Kristen insists that though the challenges never stopped, her family’s ability to move forward with grace has grown. “A lifetime of accumulating those choices,” she said, “and doing the best you can and forgiving yourself for the ones you might have gotten wrong, you become fairly adept at facing what would once have side-swiped you.” In fact, she feels like she’s been “given a tremendous sense of confidence that whatever my life throws at me, I will be able to figure it out. There are no easy answers, but there’s always a way through.” 

 

Gratefully, a lot has changed since Kristen was diagnosed all those years ago. “Now, the treatments don’t kill you. That’s a real big plus,” she said, laughing.

 

The losses were real. Marilyn Sampson, whose Wegener’s Granulomatosis Support Group would go on to become the international Vasculitis Foundation (VF), died from lymphoma caused by Cytoxan. “We knew the risks,” Kristen said. “We were educated. We lost people who were valuable to us. It was just part of the treatment.” 

 

Today, she insists, it’s different.

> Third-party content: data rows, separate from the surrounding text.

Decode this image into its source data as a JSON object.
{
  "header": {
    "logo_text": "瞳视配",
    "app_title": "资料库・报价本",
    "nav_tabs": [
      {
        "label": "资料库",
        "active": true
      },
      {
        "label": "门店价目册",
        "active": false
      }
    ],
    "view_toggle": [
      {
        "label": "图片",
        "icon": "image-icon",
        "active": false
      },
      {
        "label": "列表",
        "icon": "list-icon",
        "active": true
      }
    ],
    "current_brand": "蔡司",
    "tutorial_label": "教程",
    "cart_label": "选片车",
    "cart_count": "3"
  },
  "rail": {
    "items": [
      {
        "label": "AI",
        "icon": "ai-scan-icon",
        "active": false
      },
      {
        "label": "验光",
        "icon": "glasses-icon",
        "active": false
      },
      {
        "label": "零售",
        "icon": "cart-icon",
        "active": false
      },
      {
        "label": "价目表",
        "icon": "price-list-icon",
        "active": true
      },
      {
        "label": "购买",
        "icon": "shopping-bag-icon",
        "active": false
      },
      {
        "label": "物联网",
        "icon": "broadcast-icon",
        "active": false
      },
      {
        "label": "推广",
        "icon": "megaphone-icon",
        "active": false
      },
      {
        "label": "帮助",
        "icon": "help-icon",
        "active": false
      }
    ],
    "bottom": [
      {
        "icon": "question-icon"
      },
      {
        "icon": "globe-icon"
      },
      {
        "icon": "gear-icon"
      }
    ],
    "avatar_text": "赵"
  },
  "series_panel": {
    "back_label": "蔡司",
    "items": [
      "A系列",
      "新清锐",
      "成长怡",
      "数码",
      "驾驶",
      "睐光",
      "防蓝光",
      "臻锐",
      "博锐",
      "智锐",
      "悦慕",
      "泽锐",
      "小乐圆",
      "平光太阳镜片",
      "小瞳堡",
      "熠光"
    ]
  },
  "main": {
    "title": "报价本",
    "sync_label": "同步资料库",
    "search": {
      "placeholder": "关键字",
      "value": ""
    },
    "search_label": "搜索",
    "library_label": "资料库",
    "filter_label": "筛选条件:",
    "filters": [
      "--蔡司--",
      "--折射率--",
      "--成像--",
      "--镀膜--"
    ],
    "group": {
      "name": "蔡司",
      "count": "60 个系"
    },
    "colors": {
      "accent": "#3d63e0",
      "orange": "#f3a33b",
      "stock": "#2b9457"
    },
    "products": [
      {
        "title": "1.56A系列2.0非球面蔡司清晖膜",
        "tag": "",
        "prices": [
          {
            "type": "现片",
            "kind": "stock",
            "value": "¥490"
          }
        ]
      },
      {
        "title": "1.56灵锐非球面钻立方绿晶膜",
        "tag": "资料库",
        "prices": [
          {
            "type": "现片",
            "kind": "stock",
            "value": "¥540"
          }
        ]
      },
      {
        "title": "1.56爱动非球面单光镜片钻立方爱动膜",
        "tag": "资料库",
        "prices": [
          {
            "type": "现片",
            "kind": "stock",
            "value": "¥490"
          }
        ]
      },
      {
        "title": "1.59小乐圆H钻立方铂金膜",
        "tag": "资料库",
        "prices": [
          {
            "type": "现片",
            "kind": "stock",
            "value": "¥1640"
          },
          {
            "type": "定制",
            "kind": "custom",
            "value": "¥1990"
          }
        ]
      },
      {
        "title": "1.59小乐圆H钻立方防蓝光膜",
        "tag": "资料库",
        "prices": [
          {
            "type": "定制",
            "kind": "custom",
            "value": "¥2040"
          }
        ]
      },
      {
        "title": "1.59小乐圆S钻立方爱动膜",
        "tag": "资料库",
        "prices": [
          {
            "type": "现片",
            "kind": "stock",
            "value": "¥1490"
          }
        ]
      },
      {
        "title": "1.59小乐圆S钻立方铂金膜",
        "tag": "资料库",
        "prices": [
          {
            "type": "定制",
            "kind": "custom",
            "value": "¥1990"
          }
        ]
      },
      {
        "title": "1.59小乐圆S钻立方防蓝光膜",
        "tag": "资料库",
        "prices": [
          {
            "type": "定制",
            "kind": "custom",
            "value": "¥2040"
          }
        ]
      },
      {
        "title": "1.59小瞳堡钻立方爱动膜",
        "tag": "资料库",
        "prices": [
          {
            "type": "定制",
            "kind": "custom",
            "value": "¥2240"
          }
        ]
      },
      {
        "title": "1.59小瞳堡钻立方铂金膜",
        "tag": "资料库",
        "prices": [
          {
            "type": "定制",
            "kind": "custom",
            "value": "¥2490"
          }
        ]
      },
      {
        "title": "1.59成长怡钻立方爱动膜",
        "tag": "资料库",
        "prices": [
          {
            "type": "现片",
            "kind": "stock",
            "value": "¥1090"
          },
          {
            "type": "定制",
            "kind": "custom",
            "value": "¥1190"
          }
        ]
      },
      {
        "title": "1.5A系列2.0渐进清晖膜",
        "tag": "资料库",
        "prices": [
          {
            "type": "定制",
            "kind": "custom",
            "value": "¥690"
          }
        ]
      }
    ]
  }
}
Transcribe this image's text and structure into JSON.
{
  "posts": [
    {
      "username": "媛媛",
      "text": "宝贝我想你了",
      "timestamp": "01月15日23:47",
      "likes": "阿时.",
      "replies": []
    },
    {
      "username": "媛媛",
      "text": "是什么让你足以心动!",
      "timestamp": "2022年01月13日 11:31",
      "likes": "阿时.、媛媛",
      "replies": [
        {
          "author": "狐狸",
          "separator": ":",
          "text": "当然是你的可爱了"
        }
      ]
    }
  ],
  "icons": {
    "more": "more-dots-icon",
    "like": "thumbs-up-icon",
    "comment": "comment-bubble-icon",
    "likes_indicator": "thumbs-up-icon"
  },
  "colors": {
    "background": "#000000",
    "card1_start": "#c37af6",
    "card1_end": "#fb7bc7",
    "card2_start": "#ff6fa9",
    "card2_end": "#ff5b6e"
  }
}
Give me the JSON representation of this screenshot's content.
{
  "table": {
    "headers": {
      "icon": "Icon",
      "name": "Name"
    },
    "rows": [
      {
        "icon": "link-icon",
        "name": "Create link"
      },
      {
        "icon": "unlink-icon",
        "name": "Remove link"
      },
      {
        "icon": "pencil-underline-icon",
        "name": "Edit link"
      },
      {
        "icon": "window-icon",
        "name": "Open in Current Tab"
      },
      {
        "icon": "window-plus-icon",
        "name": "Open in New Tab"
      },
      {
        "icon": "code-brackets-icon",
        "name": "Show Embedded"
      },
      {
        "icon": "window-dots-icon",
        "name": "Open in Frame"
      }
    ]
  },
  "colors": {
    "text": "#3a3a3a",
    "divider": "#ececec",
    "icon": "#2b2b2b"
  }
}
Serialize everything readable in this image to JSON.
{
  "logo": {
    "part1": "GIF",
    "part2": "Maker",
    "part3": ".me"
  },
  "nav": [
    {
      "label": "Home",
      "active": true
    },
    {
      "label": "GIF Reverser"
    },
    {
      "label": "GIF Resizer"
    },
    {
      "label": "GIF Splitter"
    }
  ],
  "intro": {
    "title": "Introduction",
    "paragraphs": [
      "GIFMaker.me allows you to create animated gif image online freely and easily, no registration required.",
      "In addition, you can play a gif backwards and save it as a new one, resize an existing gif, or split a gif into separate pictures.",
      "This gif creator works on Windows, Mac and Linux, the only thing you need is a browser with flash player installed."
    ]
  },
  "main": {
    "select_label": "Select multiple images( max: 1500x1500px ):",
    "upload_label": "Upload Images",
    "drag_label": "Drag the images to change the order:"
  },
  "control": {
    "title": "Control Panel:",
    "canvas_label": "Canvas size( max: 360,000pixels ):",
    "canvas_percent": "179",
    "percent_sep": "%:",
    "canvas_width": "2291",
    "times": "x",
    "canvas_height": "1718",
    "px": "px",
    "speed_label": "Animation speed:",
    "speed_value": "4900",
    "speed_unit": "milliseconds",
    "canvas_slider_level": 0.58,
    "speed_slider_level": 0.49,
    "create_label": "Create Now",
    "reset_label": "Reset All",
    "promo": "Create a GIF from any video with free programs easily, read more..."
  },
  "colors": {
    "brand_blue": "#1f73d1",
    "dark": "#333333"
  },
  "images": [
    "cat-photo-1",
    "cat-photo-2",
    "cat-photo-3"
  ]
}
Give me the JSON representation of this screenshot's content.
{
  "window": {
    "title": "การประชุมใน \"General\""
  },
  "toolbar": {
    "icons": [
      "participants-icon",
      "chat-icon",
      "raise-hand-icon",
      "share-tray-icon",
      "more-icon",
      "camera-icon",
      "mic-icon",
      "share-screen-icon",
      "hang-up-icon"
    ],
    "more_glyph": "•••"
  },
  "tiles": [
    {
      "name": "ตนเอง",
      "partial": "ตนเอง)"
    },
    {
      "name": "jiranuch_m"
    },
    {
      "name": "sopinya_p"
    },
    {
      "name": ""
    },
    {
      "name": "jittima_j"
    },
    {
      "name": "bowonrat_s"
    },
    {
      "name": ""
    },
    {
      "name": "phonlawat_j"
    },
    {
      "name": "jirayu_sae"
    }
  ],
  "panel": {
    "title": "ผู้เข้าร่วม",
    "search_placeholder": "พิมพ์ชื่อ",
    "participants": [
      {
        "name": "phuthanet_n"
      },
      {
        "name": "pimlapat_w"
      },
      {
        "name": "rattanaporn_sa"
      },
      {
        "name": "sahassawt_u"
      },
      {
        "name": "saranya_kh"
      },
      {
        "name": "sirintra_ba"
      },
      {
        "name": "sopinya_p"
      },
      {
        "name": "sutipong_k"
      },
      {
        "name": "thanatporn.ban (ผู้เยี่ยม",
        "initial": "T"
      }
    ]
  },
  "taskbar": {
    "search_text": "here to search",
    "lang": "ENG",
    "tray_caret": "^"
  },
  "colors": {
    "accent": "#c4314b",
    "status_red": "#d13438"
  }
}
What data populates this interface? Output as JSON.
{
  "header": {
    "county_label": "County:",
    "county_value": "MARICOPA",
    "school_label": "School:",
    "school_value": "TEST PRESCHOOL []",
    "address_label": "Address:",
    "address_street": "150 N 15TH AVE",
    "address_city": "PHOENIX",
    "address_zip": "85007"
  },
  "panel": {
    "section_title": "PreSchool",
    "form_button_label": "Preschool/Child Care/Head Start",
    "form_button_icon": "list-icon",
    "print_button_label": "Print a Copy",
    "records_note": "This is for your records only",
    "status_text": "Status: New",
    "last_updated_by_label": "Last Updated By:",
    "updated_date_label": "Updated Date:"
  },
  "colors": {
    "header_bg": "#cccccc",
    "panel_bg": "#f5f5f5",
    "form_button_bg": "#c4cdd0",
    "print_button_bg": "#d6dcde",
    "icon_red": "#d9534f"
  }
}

Kristen’s not just hopeful, she’s excited. “There are newer and newer biologics,” she said. “All these research studies that have gotten funded by the VF have made a huge difference. In fact, one of the things that has changed the face of vasculitis is the VF’s funding of further specialty training and research for fellows and young investigators, these young, brilliant doctors who are standing on the shoulders of others who have researched before them. It is a game-changer for people living with vasculitis.” 

 

In fact, Kristen believes that the best advice she can give people who are newly diagnosed with vasculitis is to “do the best you can to stay as healthy as you can while we’re waiting for improvements in care.” She urges them not to ignore creeping problems that can turn into severe organ damage. “If you can stay ahead of it (and we can’t always) with your doctor and take responsibility for bringing attention to any new symptom,” there’s hope that you will live into a near future with revolutionized care.

 

Kristen isn’t just blindly hoping for change; she has lived it. “I’ve seen the change in treatments over nearly forty years; it’s extraordinary. The potential for change in just a year or two, potential that impacts how people live with vasculitis, is great.” 

 

Maybe, decades from now, you’ll be telling a new generation what it was once like to live with this disease. Hopefully, they’ll never know it firsthand.